[Editorial] Filled with Yoon’s allies, Korea’s prosecution service has dropped all pretense of neutrality

Posted on : 2023-09-22 17:00 KST Modified on : 2023-09-22 17:00 KST
Another round of appointments has placed more figures with ties to the president in high positions within the prosecution service
President Yoon Suk-yeol appoints Lee One-seok as prosecutor general on Sept. 16, 2022. (Yonhap)
President Yoon Suk-yeol appoints Lee One-seok as prosecutor general on Sept. 16, 2022. (Yonhap)

In the latest mid-level prosecutorial reshuffle announced by the Ministry of Justice, prosecutors belonging to what’s been dubbed the “Yoon Suk-yeol division” dominated key positions. Such prosecutors with ties to Yoon have so far filled many senior positions within the service, including heads of district branches.

It is highly inappropriate for the prosecution service, which ought to be politically independent, to be dominated by prosecutors who enjoy personal ties with the president. How can we trust these prosecutors to remain politically neutral in investigations involving politicians?

The mid-level prosecutors who have been spearheading the investigations into Lee Jae-myung, the leader of the Democratic Party, are unaffected by the shuffle and will continue to head up the probe. The intention is to continue the investigation into the leader of the main opposition party, which has already been ongoing for nearly two years.

In the past, prosecutors have tried to strike a balance between ruling and opposition parties in their investigations of politicians. Even if they were actually targeting one side or the other, they would at least put on airs of being neutral, as they were conscious of the public’s watchful, scathing eye.

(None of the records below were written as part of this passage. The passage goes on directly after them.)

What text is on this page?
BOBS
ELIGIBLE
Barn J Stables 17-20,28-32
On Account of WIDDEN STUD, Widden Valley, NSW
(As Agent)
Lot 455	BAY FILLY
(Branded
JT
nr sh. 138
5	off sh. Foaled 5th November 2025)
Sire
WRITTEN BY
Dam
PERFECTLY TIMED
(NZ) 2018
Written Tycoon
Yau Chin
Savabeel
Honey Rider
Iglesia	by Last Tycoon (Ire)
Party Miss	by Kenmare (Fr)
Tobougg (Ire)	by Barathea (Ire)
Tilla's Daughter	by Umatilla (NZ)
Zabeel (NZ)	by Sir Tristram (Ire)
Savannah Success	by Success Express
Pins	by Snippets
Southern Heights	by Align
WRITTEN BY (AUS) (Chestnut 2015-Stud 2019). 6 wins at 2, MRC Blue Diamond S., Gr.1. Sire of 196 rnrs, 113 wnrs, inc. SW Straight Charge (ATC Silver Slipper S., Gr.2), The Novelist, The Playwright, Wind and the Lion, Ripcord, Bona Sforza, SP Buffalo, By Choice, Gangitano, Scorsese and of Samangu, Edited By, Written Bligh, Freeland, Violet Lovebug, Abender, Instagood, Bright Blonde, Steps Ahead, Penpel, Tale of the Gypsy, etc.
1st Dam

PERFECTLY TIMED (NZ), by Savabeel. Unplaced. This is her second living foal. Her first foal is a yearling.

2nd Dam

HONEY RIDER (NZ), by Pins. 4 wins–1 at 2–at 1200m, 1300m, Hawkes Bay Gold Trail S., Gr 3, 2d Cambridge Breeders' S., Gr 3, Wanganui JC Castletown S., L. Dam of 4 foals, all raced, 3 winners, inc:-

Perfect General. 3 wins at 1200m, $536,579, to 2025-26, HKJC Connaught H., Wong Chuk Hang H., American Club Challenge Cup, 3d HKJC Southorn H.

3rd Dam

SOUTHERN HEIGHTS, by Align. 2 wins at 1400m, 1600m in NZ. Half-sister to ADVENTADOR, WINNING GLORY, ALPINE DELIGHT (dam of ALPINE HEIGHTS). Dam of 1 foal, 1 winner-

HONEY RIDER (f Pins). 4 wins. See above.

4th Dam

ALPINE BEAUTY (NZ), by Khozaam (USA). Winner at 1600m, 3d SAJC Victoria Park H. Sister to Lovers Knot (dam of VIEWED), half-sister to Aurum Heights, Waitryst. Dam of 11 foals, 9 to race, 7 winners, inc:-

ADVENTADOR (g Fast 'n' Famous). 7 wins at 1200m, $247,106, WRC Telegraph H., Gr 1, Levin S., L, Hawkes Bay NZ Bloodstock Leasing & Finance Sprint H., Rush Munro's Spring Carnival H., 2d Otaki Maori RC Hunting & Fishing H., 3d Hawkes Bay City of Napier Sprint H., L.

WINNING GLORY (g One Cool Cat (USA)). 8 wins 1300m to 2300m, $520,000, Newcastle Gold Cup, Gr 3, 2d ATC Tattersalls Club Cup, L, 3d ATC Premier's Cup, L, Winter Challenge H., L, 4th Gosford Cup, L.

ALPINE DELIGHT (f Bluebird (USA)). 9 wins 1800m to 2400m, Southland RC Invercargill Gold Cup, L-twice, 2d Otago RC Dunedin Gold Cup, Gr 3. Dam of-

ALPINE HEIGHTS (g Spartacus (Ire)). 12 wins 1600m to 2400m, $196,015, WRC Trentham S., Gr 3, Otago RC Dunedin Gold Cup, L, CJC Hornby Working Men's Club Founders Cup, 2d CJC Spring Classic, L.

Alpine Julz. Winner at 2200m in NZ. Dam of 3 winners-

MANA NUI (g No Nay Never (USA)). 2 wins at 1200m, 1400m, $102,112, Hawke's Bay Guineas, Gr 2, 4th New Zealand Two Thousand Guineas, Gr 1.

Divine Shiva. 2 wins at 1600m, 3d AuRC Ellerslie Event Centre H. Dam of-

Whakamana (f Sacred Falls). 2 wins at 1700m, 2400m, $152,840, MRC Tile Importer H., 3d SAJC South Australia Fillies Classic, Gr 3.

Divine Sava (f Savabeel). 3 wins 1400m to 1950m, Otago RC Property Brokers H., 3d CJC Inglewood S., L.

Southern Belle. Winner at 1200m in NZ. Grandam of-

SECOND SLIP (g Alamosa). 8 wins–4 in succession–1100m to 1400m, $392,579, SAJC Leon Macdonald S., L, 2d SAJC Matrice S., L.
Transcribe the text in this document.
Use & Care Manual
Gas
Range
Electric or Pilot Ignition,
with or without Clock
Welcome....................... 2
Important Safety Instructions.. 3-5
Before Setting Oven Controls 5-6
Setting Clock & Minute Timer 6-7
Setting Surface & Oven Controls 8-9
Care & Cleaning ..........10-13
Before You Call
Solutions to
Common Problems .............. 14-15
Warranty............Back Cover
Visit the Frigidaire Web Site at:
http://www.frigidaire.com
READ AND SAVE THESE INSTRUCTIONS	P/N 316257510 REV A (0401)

But under Justice Minister Han Dong-hoon and Prosecutor General Lee One-seok — two members of Yoon’s core entourage — they’ve done away with such pretense even. Maybe they’re confident that Yoon has their back. Maybe they simply have their noses so high in the air they don’t care what Koreans think.

Currently, prosecutors refrain from even starting investigations that would burden the Yoon administration. Some of the key players in the alleged mishandling of an investigation into the death of a marine corporal — an incident involving the presidential office — are civilians who are subject to investigation by prosecutors. However, the prosecution service has refused to investigate them, citing the investigation by the Corruption Investigation Office for High-ranking Officials as an excuse.

As for the investigation into the tragic crowd crush in Itaewon last year, which was handed to the prosecution service by the police, the indictment of the Seoul Metropolitan Police Agency chief, Kim Kwang-ho, has been delayed for more than nine months.

Rumors abound that those who sit atop the prosecution service are stifling indictments being proposed by investigators on the front lines. If true, this is unacceptable. This division of prosecutors with loyalties to Yoon only has eyes for Lee Jae-myung, and as a result has failed to pay adequate attention to the pain and suffering of families who lost loved ones in the Itaewon crowd crush and the family of the marine corporal who lost his life while carrying rescues during intense flooding.

Ruled by those with ties to the president, the prosecution service now acts as if it shares a common destiny with the Yoon administration. One wonders if prosecutors are trying to mobilize their powers as much as possible to ensure the ruling party comes out of next year’s general election victorious.

They have labeled Shin Hak-lim’s interview of Kim Man-bae for Newstapa and others as an attempt to “manipulate public opinion in service of influencing the presidential election,” and created a special investigation team to target media outlets critical of the government, even raiding the offices and homes of reporters.

Prosecutors aren’t even trying to hide their intention of stamping out unfavorable coverage of the current administration and ruling party ahead of April’s elections.

The brazen immorality of this Yoon Suk-yeol line of prosecutors is eroding the political neutrality of the public prosecution service.